On va dire les choses comme elles sont : ce livre est un délice.
Je l’ai acheté au Salon du livre de Montréal, sur un coup de tête, sans jamais en avoir entendu parler. Après j’ai appris que les récits rassemblés dans Elles ont fait l’Amérique sont inspirés d’une série radiophonique intitulée De remarquables oubliés, qu’anime aussi un des deux auteurs. (& en fait je l’aurais appris dès le départ si j’avais lu le quatrième de couverture, mais moi je lis jamais le quatrième de couverture.) Pour la petite histoire, c’est un livre que j’ai acheté parce que a) les femmes dans l’histoire, c’est un sujet que je trouve infiniment fascinant, & b) d’après l’expérience que j’en ai, Lux ne publie que de très très bons livres. J’aime beaucoup Lux. Ils ont une ligne éditoriale unique, je trouve, & incroyablement nécessaire. J’essaie de leur acheter au moins un ou deux livres par année — je sais que c’est pas beaucoup, mais mon budget étant ce qu’il est, c’est pas mal le mieux que je puisse faire en ce moment. Ça, & en parler beaucoup. (J’ai déjà donné des cours privés à la mère d’un des fondateurs de la maison d’édition, & c’est pour moi une source de fierté presque inépuisable. Je pense que la pauvre madame comprenait pas tout à fait mon enthousiasme, par exemple.)
Bref. Pour en revenir au livre –
Elles ont fait l’Amérique réunit dans ses pages les grandes absentes de l’histoire du continent : des femmes, bien sûr, qui sont aussi des Amérindiennes ou des Métisses, des Inuites, des Noires, des Françaises ou des Anglaises, des Canadiennes ou déjà des Québécoises.

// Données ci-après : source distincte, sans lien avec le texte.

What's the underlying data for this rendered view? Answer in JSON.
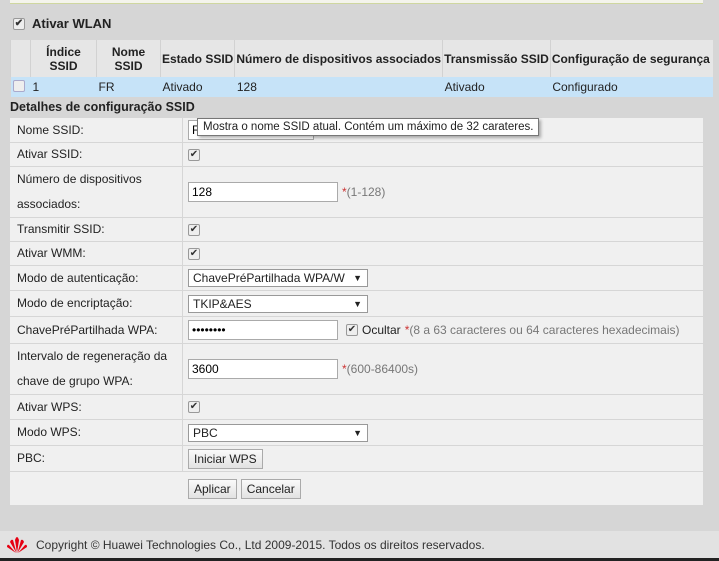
{
  "wlan": {
    "label": "Ativar WLAN",
    "checked": true
  },
  "table": {
    "headers": [
      "",
      "Índice SSID",
      "Nome SSID",
      "Estado SSID",
      "Número de dispositivos associados",
      "Transmissão SSID",
      "Configuração de segurança"
    ],
    "rows": [
      {
        "checked": false,
        "cells": [
          "1",
          "FR",
          "Ativado",
          "128",
          "Ativado",
          "Configurado"
        ]
      }
    ],
    "selected_color": "#c6e3f8"
  },
  "section_title": "Detalhes de configuração SSID",
  "form": {
    "ssid_name": {
      "label": "Nome SSID:",
      "value": "FR"
    },
    "enable_ssid": {
      "label": "Ativar SSID:",
      "checked": true
    },
    "devices": {
      "label": "Número de dispositivos associados:",
      "value": "128",
      "hint": "(1-128)"
    },
    "broadcast": {
      "label": "Transmitir SSID:",
      "checked": true
    },
    "wmm": {
      "label": "Ativar WMM:",
      "checked": true
    },
    "auth": {
      "label": "Modo de autenticação:",
      "value": "ChavePréPartilhada WPA/W"
    },
    "encryption": {
      "label": "Modo de encriptação:",
      "value": "TKIP&AES"
    },
    "psk": {
      "label": "ChavePréPartilhada WPA:",
      "value": "••••••••",
      "hide_label": "Ocultar",
      "hide_checked": true,
      "hint": "(8 a 63 caracteres ou 64 caracteres hexadecimais)"
    },
    "rekey": {
      "label": "Intervalo de regeneração da chave de grupo WPA:",
      "value": "3600",
      "hint": "(600-86400s)"
    },
    "wps": {
      "label": "Ativar WPS:",
      "checked": true
    },
    "wps_mode": {
      "label": "Modo WPS:",
      "value": "PBC"
    },
    "pbc": {
      "label": "PBC:",
      "button": "Iniciar WPS"
    },
    "apply": "Aplicar",
    "cancel": "Cancelar",
    "required_mark": "*"
  },
  "tooltip": "Mostra o nome SSID atual. Contém um máximo de 32 carateres.",
  "footer": {
    "text": "Copyright © Huawei Technologies Co., Ltd 2009-2015. Todos os direitos reservados.",
    "logo_color": "#e60012"
  }
}
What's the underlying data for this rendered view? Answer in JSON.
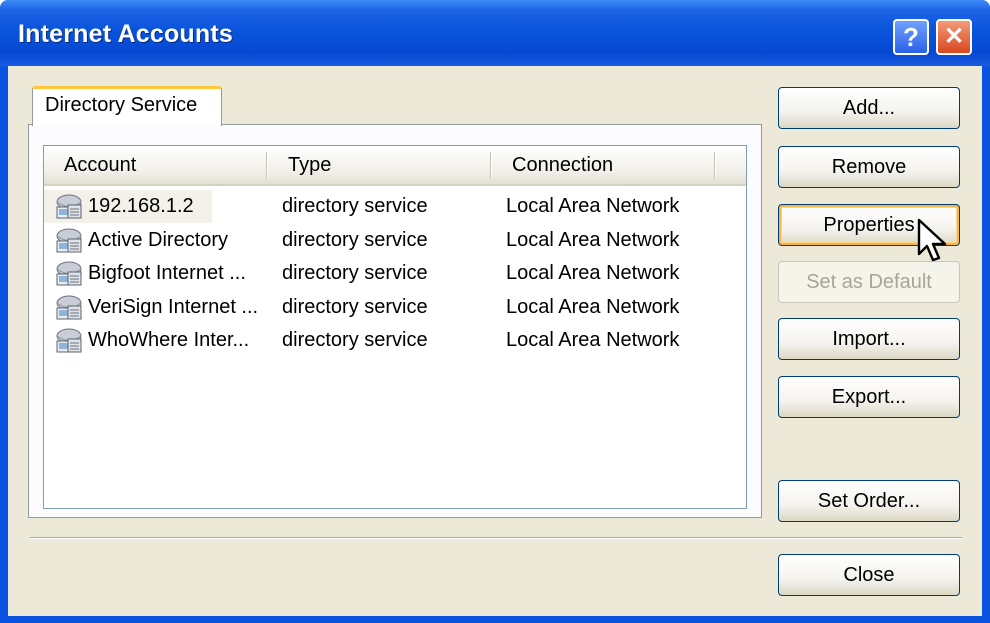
{
  "window": {
    "title": "Internet Accounts"
  },
  "title_buttons": {
    "help": "?",
    "close": "✕"
  },
  "tab": {
    "label": "Directory Service"
  },
  "list": {
    "columns": [
      "Account",
      "Type",
      "Connection"
    ],
    "rows": [
      {
        "account": "192.168.1.2",
        "type": "directory service",
        "connection": "Local Area Network",
        "icon": "directory-service-icon"
      },
      {
        "account": "Active Directory",
        "type": "directory service",
        "connection": "Local Area Network",
        "icon": "directory-service-icon"
      },
      {
        "account": "Bigfoot Internet ...",
        "type": "directory service",
        "connection": "Local Area Network",
        "icon": "directory-service-icon"
      },
      {
        "account": "VeriSign Internet ...",
        "type": "directory service",
        "connection": "Local Area Network",
        "icon": "directory-service-icon"
      },
      {
        "account": "WhoWhere Inter...",
        "type": "directory service",
        "connection": "Local Area Network",
        "icon": "directory-service-icon"
      }
    ]
  },
  "buttons": {
    "add": "Add...",
    "remove": "Remove",
    "properties": "Properties",
    "set_default": "Set as Default",
    "import": "Import...",
    "export": "Export...",
    "set_order": "Set Order...",
    "close": "Close"
  },
  "colors": {
    "titlebar": "#0a54dc",
    "dialog_bg": "#ece9d8",
    "tab_highlight": "#ffc83c"
  }
}
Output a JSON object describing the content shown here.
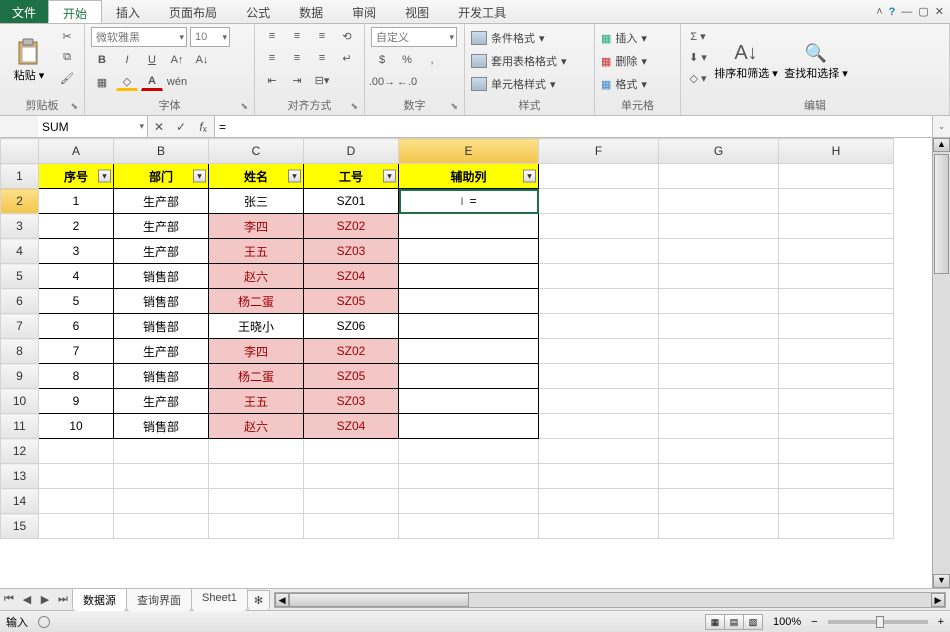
{
  "menu": {
    "file": "文件",
    "tabs": [
      "开始",
      "插入",
      "页面布局",
      "公式",
      "数据",
      "审阅",
      "视图",
      "开发工具"
    ],
    "active_tab": 0
  },
  "ribbon": {
    "clipboard": {
      "label": "剪贴板",
      "paste": "粘贴"
    },
    "font": {
      "label": "字体",
      "name": "微软雅黑",
      "size": "10"
    },
    "align": {
      "label": "对齐方式"
    },
    "number": {
      "label": "数字",
      "format": "自定义"
    },
    "styles": {
      "label": "样式",
      "cond": "条件格式",
      "table": "套用表格格式",
      "cell": "单元格样式"
    },
    "cells": {
      "label": "单元格",
      "insert": "插入",
      "delete": "删除",
      "format": "格式"
    },
    "editing": {
      "label": "编辑",
      "sort": "排序和筛选",
      "find": "查找和选择"
    }
  },
  "formula_bar": {
    "name_box": "SUM",
    "value": "="
  },
  "columns": [
    "A",
    "B",
    "C",
    "D",
    "E",
    "F",
    "G",
    "H"
  ],
  "headers": [
    "序号",
    "部门",
    "姓名",
    "工号",
    "辅助列"
  ],
  "rows": [
    {
      "n": "1",
      "dept": "生产部",
      "name": "张三",
      "id": "SZ01",
      "pink": false
    },
    {
      "n": "2",
      "dept": "生产部",
      "name": "李四",
      "id": "SZ02",
      "pink": true
    },
    {
      "n": "3",
      "dept": "生产部",
      "name": "王五",
      "id": "SZ03",
      "pink": true
    },
    {
      "n": "4",
      "dept": "销售部",
      "name": "赵六",
      "id": "SZ04",
      "pink": true
    },
    {
      "n": "5",
      "dept": "销售部",
      "name": "杨二蛋",
      "id": "SZ05",
      "pink": true
    },
    {
      "n": "6",
      "dept": "销售部",
      "name": "王晓小",
      "id": "SZ06",
      "pink": false
    },
    {
      "n": "7",
      "dept": "生产部",
      "name": "李四",
      "id": "SZ02",
      "pink": true
    },
    {
      "n": "8",
      "dept": "销售部",
      "name": "杨二蛋",
      "id": "SZ05",
      "pink": true
    },
    {
      "n": "9",
      "dept": "生产部",
      "name": "王五",
      "id": "SZ03",
      "pink": true
    },
    {
      "n": "10",
      "dept": "销售部",
      "name": "赵六",
      "id": "SZ04",
      "pink": true
    }
  ],
  "active_cell": {
    "row": 2,
    "col": "E",
    "display": "="
  },
  "sheet_tabs": [
    "数据源",
    "查询界面",
    "Sheet1"
  ],
  "active_sheet": 0,
  "status": {
    "mode": "输入",
    "zoom": "100%"
  }
}
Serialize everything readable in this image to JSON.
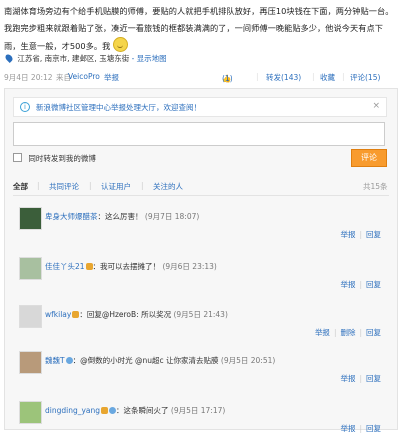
{
  "post": {
    "text": "南湖体育场旁边有个给手机贴膜的师傅，要贴的人就把手机排队放好，再压10块钱在下面，两分钟贴一台。我跑完步粗来就跟着贴了张，凑近一看旅钱的框都装满满的了，一间师傅一晚能贴多少，他说今天有点下雨，生意一般，才500多。我",
    "emoji": "smile-emoji",
    "location": "江苏省, 南京市, 建邺区, 玉塘东街",
    "map_link": "- 显示地图",
    "time": "9月4日 20:12",
    "source_prefix": "来自",
    "source": "VeicoPro",
    "report": "举报",
    "like_count": "(1)",
    "forward": "转发(143)",
    "favorite": "收藏",
    "comment": "评论(15)"
  },
  "notice": {
    "text": "新浪微博社区管理中心举报处理大厅，欢迎查阅！",
    "close": "×"
  },
  "composer": {
    "checkbox_label": "同时转发到我的微博",
    "submit": "评论"
  },
  "filters": {
    "all": "全部",
    "mutual": "共同评论",
    "verified": "认证用户",
    "following": "关注的人",
    "total": "共15条"
  },
  "comments": [
    {
      "name": "卑身大师爆醋茶",
      "text": "：这么厉害！",
      "time": "(9月7日 18:07)",
      "report": "举报",
      "reply": "回复"
    },
    {
      "name": "佳佳丫头21",
      "text": "：我可以去摆摊了！",
      "time": "(9月6日 23:13)",
      "report": "举报",
      "reply": "回复"
    },
    {
      "name": "wfkilay",
      "text": "：回复@HzeroB: 所以奖况",
      "time": "(9月5日 21:43)",
      "report": "举报",
      "reply": "回复",
      "delete": "删除"
    },
    {
      "name": "魏魏T",
      "text": "：@倒数的小时光 @nu超c 让你家清去贴膜",
      "time": "(9月5日 20:51)",
      "report": "举报",
      "reply": "回复"
    },
    {
      "name": "dingding_yang",
      "text": "：这条瞬间火了",
      "time": "(9月5日 17:17)",
      "report": "举报",
      "reply": "回复"
    }
  ],
  "colors": {
    "link": "#2c6fbd",
    "accent": "#f89b2e"
  }
}
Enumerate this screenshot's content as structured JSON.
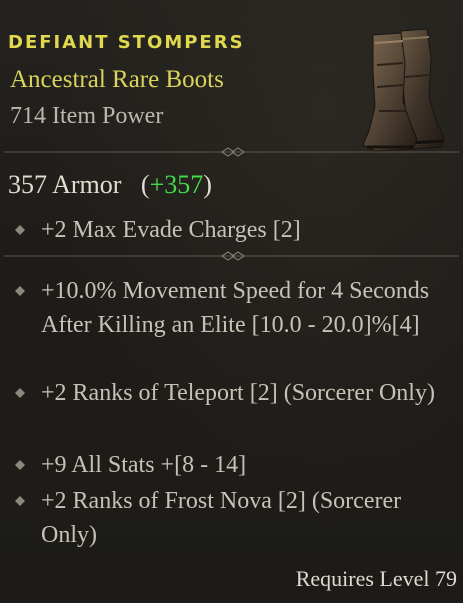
{
  "item": {
    "name": "DEFIANT STOMPERS",
    "type": "Ancestral Rare Boots",
    "power": "714 Item Power",
    "image_icon": "boots-icon"
  },
  "armor": {
    "value": "357 Armor",
    "bonus_open": "(",
    "bonus_value": "+357",
    "bonus_close": ")"
  },
  "implicit_affixes": [
    "+2 Max Evade Charges [2]"
  ],
  "affixes": [
    "+10.0% Movement Speed for 4 Seconds After Killing an Elite [10.0 - 20.0]%[4]",
    "+2 Ranks of Teleport [2] (Sorcerer Only)",
    "+9 All Stats +[8 - 14]",
    "+2 Ranks of Frost Nova [2] (Sorcerer Only)"
  ],
  "requirement": "Requires Level 79",
  "colors": {
    "name": "#e0d94f",
    "type": "#d9d45a",
    "bonus": "#43d94a",
    "text": "#c7c2b6",
    "background": "#1f1d1a"
  }
}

Ces récits, ces instantanés biographiques tracent le portrait d’une Amérique en mouvement, aux frontières floues, aux grands espaces tout à la fois terrifiants, cruels & irrésistiblement attirants. Un continent de métissages & de découvertes, de rencontres, de conflits, de racisme. Les auteurs ne s’enferment pas dans un folklore idéalisé, une nostalgie dégoulinante de clichés, & ils n’hésitent pas à creuser les moments les plus sombres de l’histoire, à parler de l’esclavage en Nouvelle-France & de toutes les tragédies amérindiennes. Il en ressort un livre enthousiasmant, palpitant, formidablement intéressant, au parti pris bien assumé & bien annoncé : celui de faire l’histoire des petites gens qui, finalement, ne sont pas si petites que ça.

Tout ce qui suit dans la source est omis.